Here is what the examinator proposes:

a) We have that

$$\frac{d}{da}f(x_0+as_0) \rvert_{a=0} = \frac{d}{da}\left(\frac{a^2}{2}+\frac{3a^2}{2}-a^2-2a\right)\Bigg\rvert_{a=0}=-2<0.$$

The direction derivative is negative in that direction, thus it is a descent direction.

Question 1: I understand that we have to show that the direction derivative is less than zero in order for it to be a descent, but why are they choosing the stepsize $a=0?$ We haven't been given the optimal stepsize yet, according to the book I'm supposed to find it using the jacobian and hessian.

Why are we even interested in a function in terms of $a$?

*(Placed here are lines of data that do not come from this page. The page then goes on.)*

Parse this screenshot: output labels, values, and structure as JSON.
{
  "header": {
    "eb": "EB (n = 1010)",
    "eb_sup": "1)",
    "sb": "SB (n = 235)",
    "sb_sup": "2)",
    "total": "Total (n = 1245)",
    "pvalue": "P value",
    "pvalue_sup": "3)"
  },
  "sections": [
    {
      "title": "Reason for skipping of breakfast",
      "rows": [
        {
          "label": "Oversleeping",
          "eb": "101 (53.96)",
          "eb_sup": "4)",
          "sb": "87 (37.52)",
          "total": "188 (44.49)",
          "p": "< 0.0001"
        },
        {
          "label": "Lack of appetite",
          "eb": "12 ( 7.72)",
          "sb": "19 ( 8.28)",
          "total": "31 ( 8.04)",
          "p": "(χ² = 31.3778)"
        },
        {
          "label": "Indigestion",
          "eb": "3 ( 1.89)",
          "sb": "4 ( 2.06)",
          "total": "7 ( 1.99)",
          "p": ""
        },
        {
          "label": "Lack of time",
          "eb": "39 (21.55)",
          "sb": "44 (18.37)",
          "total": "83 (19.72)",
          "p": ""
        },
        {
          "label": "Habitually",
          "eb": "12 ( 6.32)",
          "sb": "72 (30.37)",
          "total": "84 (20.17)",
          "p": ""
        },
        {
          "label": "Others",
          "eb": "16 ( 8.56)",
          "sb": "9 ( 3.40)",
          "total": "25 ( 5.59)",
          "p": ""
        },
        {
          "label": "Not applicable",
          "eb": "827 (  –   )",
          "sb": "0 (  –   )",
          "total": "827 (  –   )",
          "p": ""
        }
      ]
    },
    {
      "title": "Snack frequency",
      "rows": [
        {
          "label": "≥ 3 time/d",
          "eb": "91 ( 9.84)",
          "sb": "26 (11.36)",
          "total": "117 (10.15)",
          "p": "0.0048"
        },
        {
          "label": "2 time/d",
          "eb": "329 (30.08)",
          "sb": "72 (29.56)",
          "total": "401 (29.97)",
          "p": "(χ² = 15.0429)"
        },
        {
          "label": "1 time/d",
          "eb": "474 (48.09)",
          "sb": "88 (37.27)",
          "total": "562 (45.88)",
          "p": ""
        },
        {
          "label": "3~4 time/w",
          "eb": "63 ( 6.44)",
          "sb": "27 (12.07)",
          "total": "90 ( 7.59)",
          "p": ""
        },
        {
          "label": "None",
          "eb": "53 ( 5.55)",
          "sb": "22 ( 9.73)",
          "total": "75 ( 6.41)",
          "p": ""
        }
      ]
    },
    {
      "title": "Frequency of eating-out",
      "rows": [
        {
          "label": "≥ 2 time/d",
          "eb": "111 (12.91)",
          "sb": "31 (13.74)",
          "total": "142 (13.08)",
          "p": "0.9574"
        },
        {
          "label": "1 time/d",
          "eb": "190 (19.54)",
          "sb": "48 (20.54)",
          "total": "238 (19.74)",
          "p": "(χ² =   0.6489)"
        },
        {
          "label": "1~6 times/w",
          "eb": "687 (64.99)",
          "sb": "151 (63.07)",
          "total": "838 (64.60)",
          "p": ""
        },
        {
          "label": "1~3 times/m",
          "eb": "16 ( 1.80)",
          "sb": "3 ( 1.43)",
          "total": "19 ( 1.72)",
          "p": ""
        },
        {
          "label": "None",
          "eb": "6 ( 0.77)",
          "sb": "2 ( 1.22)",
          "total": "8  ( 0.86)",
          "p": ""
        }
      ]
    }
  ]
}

b) $f(x_0+as_0)=a^2-2a,$ so the minimal value is attained when $a=1,$ then $x_0+as_0=(1,-1)^T.$

Question 2: I think the question I have here is the result of the lack of understanding of a). I don't understand when I can use the derivative like this to find the stepsize and when I should use the fact that

$$a_k=-\frac{\nabla f(x_k)^Ts_k}{s_k^THs_k},$$

where $H= \ $Hessian.


c) This is an optimization problem with a quadratic objectfunction. Such will Newtons method solve exactly in one step.

Question 3: Why?

1

There are 1 best solutions below

4
On BEST ANSWER
  1. Note that we are not setting $\alpha=0$ to the function, we are setting it into the derivative. So it is not a step size for the minimization, it is the way to calculate the derivative at the point. Descent direction means that the directional derivative at $x_0$ is negative. After calculating the derivative we need $\alpha=0$ to get the point $x_0+\alpha s_0=x_0$ which we are interested in.
  2. It does not matter if you use the formula for $\alpha$ or derivate $f(x_0+\alpha s_0)$ and calculate the critical point. It will give you the same result for quadratic functions. To derivate $a^2-2a$ feels easier here. Note that it works only for quadratic functions with pos.def. Hessian, otherwise what you get is not the minimum.
  3. Because the core of the Newton method is to find the quadratic approximation of the function from the Taylor expansion and minimize it instead of the function. Since the function is quadratic, it is its own quadratic approximation, so Newton gives you the exact minimum of the function itself. Note again that the Hessian should be pos.def., otherwise your critical point is not the minimum.